"Askerler ölmek için vardır; …bir milyon adamın hayatına zerre kadar değer vermem" Napolyon Bonaparte..
Tarihçiler, 5.560 yıllık tarihte, 14.531 savaş saymışlardır. Hakkında bilgiye erişilemeyen savaşlar dolayısıyla bu sayı gerçekte daha çok olabilir. Bir kuşağın ortalama ömrünü 30 yıl kabul eden uzmanlar, bu tarih dilimi zarfında 185 kuşağın gelip geçtiğini kabul ediyorlar. Yine aynı araştırmanın ortaya çıkardığı sonuca göre, söz konusu kuşaklardan sadece 10’u savaş görmeden hayat sürmüştür. Çünkü savaşsız geçen yılların toplamı sadece 300 yıldır ki toplam sürenin sadece yüzde 5’i kadar süren bir barış dönemi söz konusu olmaktadır. Eğer barış içinde geçen 300 yılı düşersek ve geri kalan 5.260 yılda 14.531 savaş yapıldığını düşünürsek, ortalama olarak her yıl 2,80 savaş söz konusu olmaktadır. İkinci Dünya Savaşı’ndan sonraki 20 yılda 40 savaş meydana geldiğinin de altını çizmeden geçmemiş olalım. Ortalama olarak her yıl 2 savaş! Bu savaşlar arasında yıllarca süren ve büyük can kayıplarına neden olan savaşlar olduğu gibi (Vietnam Savaşı), henüz sona ermiş sayılmayan savaşlar da vardır (Arap-İsrail Savaşları). Söz konusu 40 savaşta sivil kayıplar çok fazladır.
Eski çağlarda savaşların, farklı kavimlerin birbiriyle savaşı olabildiği gibi (Türklerle Çinlilerin savaşları gibi), aynı dili konuşan, aynı dine mensup, aynı kültürü paylaşan kavimler arasındaki hanedan savaşları da olurdu (Doğu Göktürkleriyle Batı Göktürklerinin savaşları).
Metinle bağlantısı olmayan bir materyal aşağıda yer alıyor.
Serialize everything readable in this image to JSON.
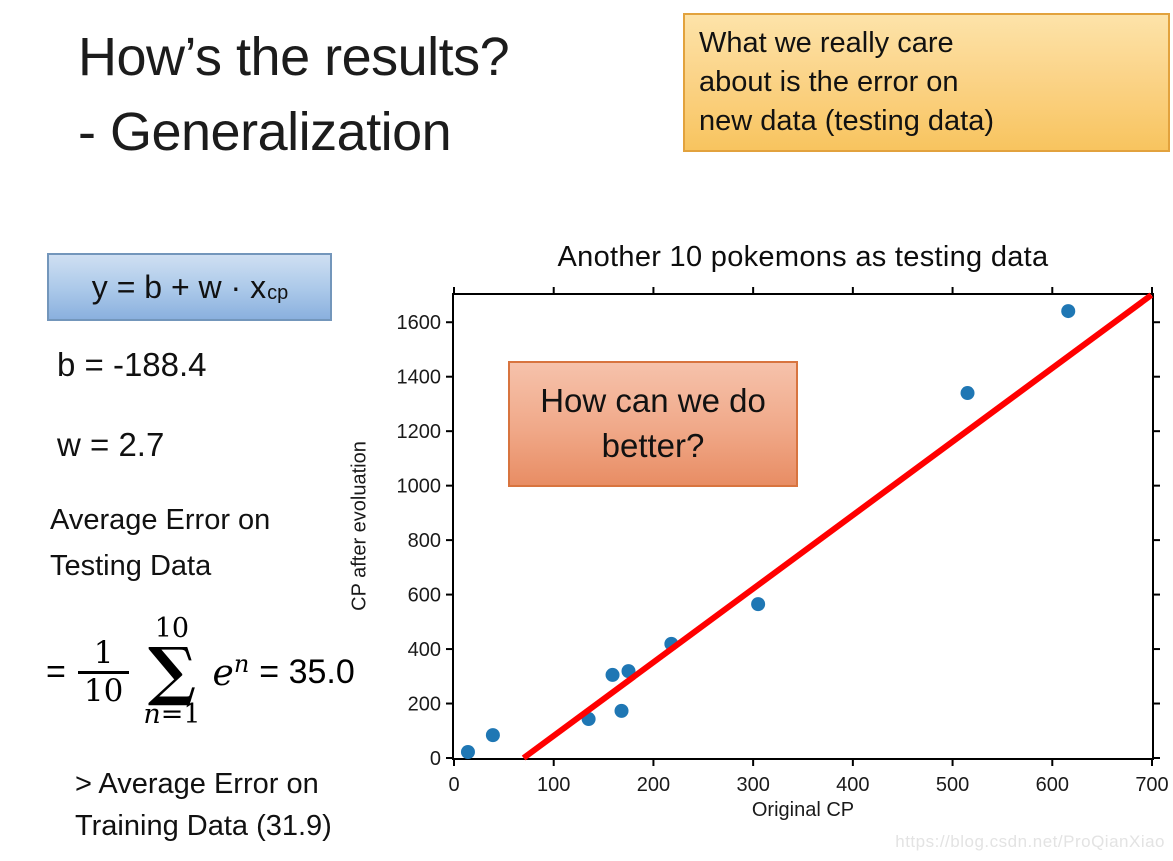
{
  "slide": {
    "title_lines": [
      "How’s the results?",
      "- Generalization"
    ],
    "callout_lines": [
      "What we really care",
      "about is the error on",
      "new data (testing data)"
    ],
    "model": {
      "formula_pre": "y = b + w · x",
      "formula_sub": "cp"
    },
    "b_value": "b = -188.4",
    "w_value": "w = 2.7",
    "avg_error_label": "Average Error on Testing Data",
    "formula": {
      "eq": "=",
      "frac_num": "1",
      "frac_den": "10",
      "sum_top": "10",
      "sum_symbol": "∑",
      "sum_bottom_var": "n",
      "sum_bottom_rest": "=1",
      "term_base": "e",
      "term_exp": "n",
      "result": "= 35.0"
    },
    "comparison_lines": [
      "> Average Error on",
      "Training Data (31.9)"
    ],
    "question_box": "How can we do better?",
    "watermark": "https://blog.csdn.net/ProQianXiao"
  },
  "chart_data": {
    "type": "scatter",
    "title": "Another 10 pokemons as testing data",
    "xlabel": "Original CP",
    "ylabel": "CP after evoluation",
    "xlim": [
      0,
      700
    ],
    "ylim": [
      0,
      1700
    ],
    "x_ticks": [
      0,
      100,
      200,
      300,
      400,
      500,
      600,
      700
    ],
    "y_ticks": [
      0,
      200,
      400,
      600,
      800,
      1000,
      1200,
      1400,
      1600
    ],
    "grid": false,
    "legend": null,
    "points": [
      [
        14,
        22
      ],
      [
        39,
        84
      ],
      [
        135,
        143
      ],
      [
        168,
        173
      ],
      [
        159,
        305
      ],
      [
        175,
        319
      ],
      [
        218,
        419
      ],
      [
        305,
        565
      ],
      [
        515,
        1340
      ],
      [
        616,
        1641
      ]
    ],
    "point_color": "#1f77b4",
    "point_radius": 7,
    "regression_line": {
      "w": 2.7,
      "b": -188.4,
      "color": "#ff0000",
      "width": 6
    }
  }
}
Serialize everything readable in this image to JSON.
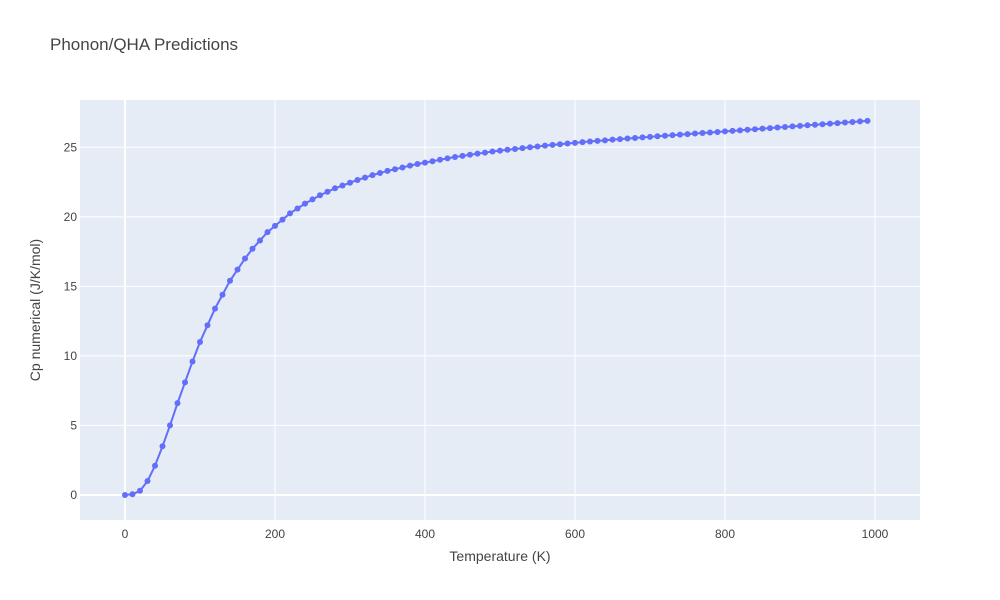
{
  "chart_data": {
    "type": "line",
    "title": "Phonon/QHA Predictions",
    "xlabel": "Temperature (K)",
    "ylabel": "Cp numerical (J/K/mol)",
    "xlim": [
      -60,
      1060
    ],
    "ylim": [
      -1.8,
      28.4
    ],
    "xticks": [
      0,
      200,
      400,
      600,
      800,
      1000
    ],
    "yticks": [
      0,
      5,
      10,
      15,
      20,
      25
    ],
    "grid": true,
    "legend": "none",
    "colors": {
      "plot_bg": "#e5ecf6",
      "grid": "#ffffff",
      "series": "#636efa"
    },
    "series": [
      {
        "mode": "lines+markers",
        "x": [
          0,
          10,
          20,
          30,
          40,
          50,
          60,
          70,
          80,
          90,
          100,
          110,
          120,
          130,
          140,
          150,
          160,
          170,
          180,
          190,
          200,
          210,
          220,
          230,
          240,
          250,
          260,
          270,
          280,
          290,
          300,
          310,
          320,
          330,
          340,
          350,
          360,
          370,
          380,
          390,
          400,
          410,
          420,
          430,
          440,
          450,
          460,
          470,
          480,
          490,
          500,
          510,
          520,
          530,
          540,
          550,
          560,
          570,
          580,
          590,
          600,
          610,
          620,
          630,
          640,
          650,
          660,
          670,
          680,
          690,
          700,
          710,
          720,
          730,
          740,
          750,
          760,
          770,
          780,
          790,
          800,
          810,
          820,
          830,
          840,
          850,
          860,
          870,
          880,
          890,
          900,
          910,
          920,
          930,
          940,
          950,
          960,
          970,
          980,
          990
        ],
        "y": [
          0,
          0.05,
          0.3,
          1.0,
          2.1,
          3.5,
          5.0,
          6.6,
          8.1,
          9.6,
          11.0,
          12.2,
          13.4,
          14.4,
          15.4,
          16.2,
          17.0,
          17.7,
          18.3,
          18.9,
          19.35,
          19.8,
          20.25,
          20.6,
          20.95,
          21.25,
          21.55,
          21.8,
          22.05,
          22.25,
          22.45,
          22.65,
          22.82,
          23.0,
          23.15,
          23.3,
          23.42,
          23.55,
          23.68,
          23.8,
          23.9,
          24.0,
          24.1,
          24.2,
          24.3,
          24.38,
          24.46,
          24.54,
          24.62,
          24.7,
          24.76,
          24.82,
          24.88,
          24.94,
          25.0,
          25.06,
          25.12,
          25.17,
          25.22,
          25.27,
          25.32,
          25.37,
          25.42,
          25.46,
          25.5,
          25.55,
          25.59,
          25.63,
          25.67,
          25.71,
          25.75,
          25.79,
          25.83,
          25.87,
          25.91,
          25.95,
          25.99,
          26.03,
          26.06,
          26.1,
          26.14,
          26.18,
          26.22,
          26.26,
          26.3,
          26.34,
          26.38,
          26.42,
          26.46,
          26.5,
          26.54,
          26.58,
          26.62,
          26.66,
          26.7,
          26.74,
          26.78,
          26.82,
          26.86,
          26.9
        ]
      }
    ]
  }
}
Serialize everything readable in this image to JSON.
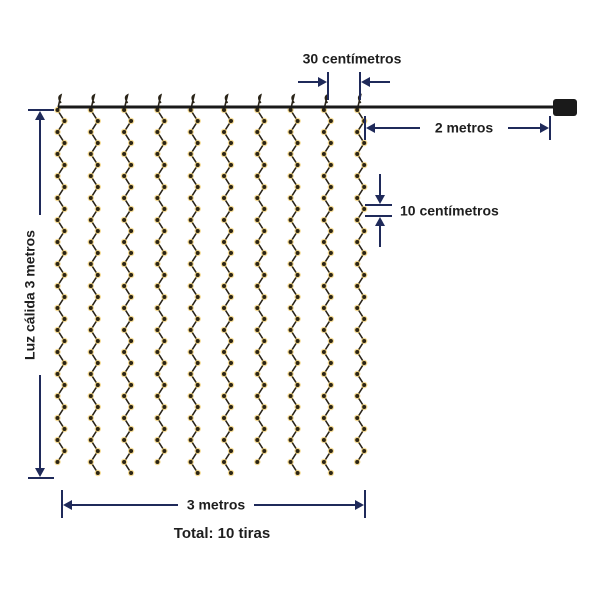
{
  "labels": {
    "strand_spacing": "30 centímetros",
    "lead_length": "2 metros",
    "bulb_spacing": "10 centímetros",
    "height": "Luz cálida 3 metros",
    "width": "3 metros",
    "total": "Total: 10 tiras"
  }
}
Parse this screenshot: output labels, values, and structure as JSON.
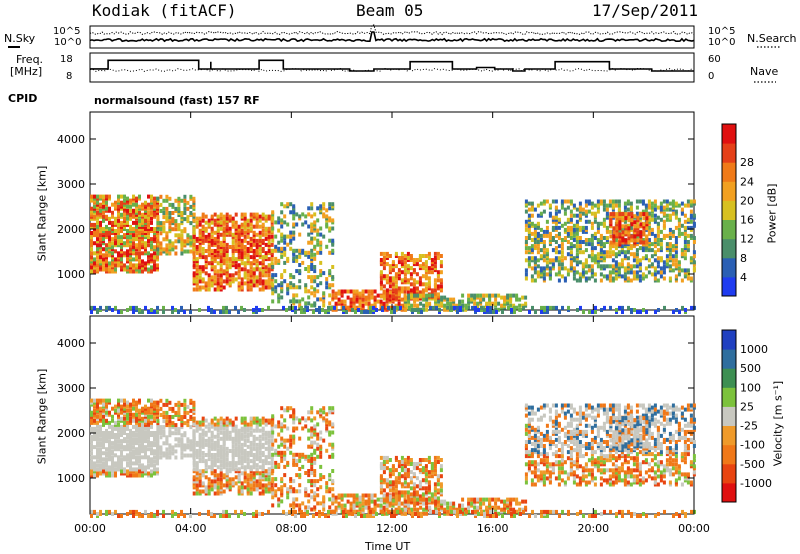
{
  "header": {
    "site": "Kodiak (fitACF)",
    "beam": "Beam 05",
    "date": "17/Sep/2011"
  },
  "top_panels": {
    "noise_left_label": "N.Sky",
    "noise_right_label": "N.Search",
    "noise_ticks": [
      "10^5",
      "10^0"
    ],
    "freq_left_label_1": "Freq.",
    "freq_left_label_2": "[MHz]",
    "freq_left_ticks": [
      "18",
      "8"
    ],
    "nave_label": "Nave",
    "nave_ticks": [
      "60",
      "0"
    ],
    "cpid_label": "CPID",
    "cpid_text": "normalsound (fast) 157 RF"
  },
  "chart_data": [
    {
      "type": "heatmap",
      "name": "power",
      "xlabel": "",
      "ylabel": "Slant Range [km]",
      "xlim": [
        "00:00",
        "00:00"
      ],
      "ylim": [
        200,
        4600
      ],
      "yticks": [
        "1000",
        "2000",
        "3000",
        "4000"
      ],
      "colorbar": {
        "label": "Power [dB]",
        "ticks": [
          "4",
          "8",
          "12",
          "16",
          "20",
          "24",
          "28"
        ],
        "colors": [
          "#1f3cf0",
          "#2a5fb4",
          "#4a8e6a",
          "#69b04a",
          "#d7c020",
          "#f2a020",
          "#f07a18",
          "#e54018",
          "#e01010"
        ]
      }
    },
    {
      "type": "heatmap",
      "name": "velocity",
      "xlabel": "Time UT",
      "ylabel": "Slant Range [km]",
      "xlim": [
        "00:00",
        "00:00"
      ],
      "ylim": [
        200,
        4600
      ],
      "yticks": [
        "1000",
        "2000",
        "3000",
        "4000"
      ],
      "xticks": [
        "00:00",
        "04:00",
        "08:00",
        "12:00",
        "16:00",
        "20:00",
        "00:00"
      ],
      "colorbar": {
        "label": "Velocity [m s⁻¹]",
        "ticks": [
          "1000",
          "500",
          "100",
          "25",
          "-25",
          "-100",
          "-500",
          "-1000"
        ],
        "colors": [
          "#2040c0",
          "#2f6e9e",
          "#3d8f52",
          "#7cc23c",
          "#c8c8c0",
          "#ef9a2a",
          "#f07818",
          "#e84410",
          "#e01010"
        ]
      }
    }
  ]
}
Bazı hanedan savaşlarında, komutanların ya da bizzat hükümdarların, haksız savaş başlatmak suçlamasından çekindiklerine, düşmanının zayıf anında saldırarak ya da arkadan vurarak geleceğe kötü örnek olmaktan, tarihe kötü sıfatla geçmekten sakındıklarına dair bazı örnekler biliyoruz.
Savaşları yargılarken, saldırganlık ve nefsi müdafaa durumları üzerinde öncelikle ve ciddiyetle durmak gerekir. Aksi halde nedensellik noktasında, değerlendirmeler büyük ölçüde eksik kalır. Savaşlar, kazara çıkan yangınlar gibi kendi kendine başlamaz; ancak kundaklama ile çıkan yangınlara benzetilebilirler. Bu düşünceye bağlı olarak, savaş, taraflardan biri için haklı gerekçeye dayanırken, diğeri için haksız gerekçeye dayanır. Bunun yanında haklı bir savaşın, gayri adil (haksız) bir şekilde yürütülmesi durumuyla karşılaşabileceğimiz gibi, haksız bir saldırının adil bir şekilde yürütüldüğü durumla da karşılaşabiliriz. Saldırganlık haksızlıktır, saldırganlığa direnmek ise bir haktır. Ancak haklı savaşta da ahlaki kısıtlamalar olduğunu dikkate almak gerekir.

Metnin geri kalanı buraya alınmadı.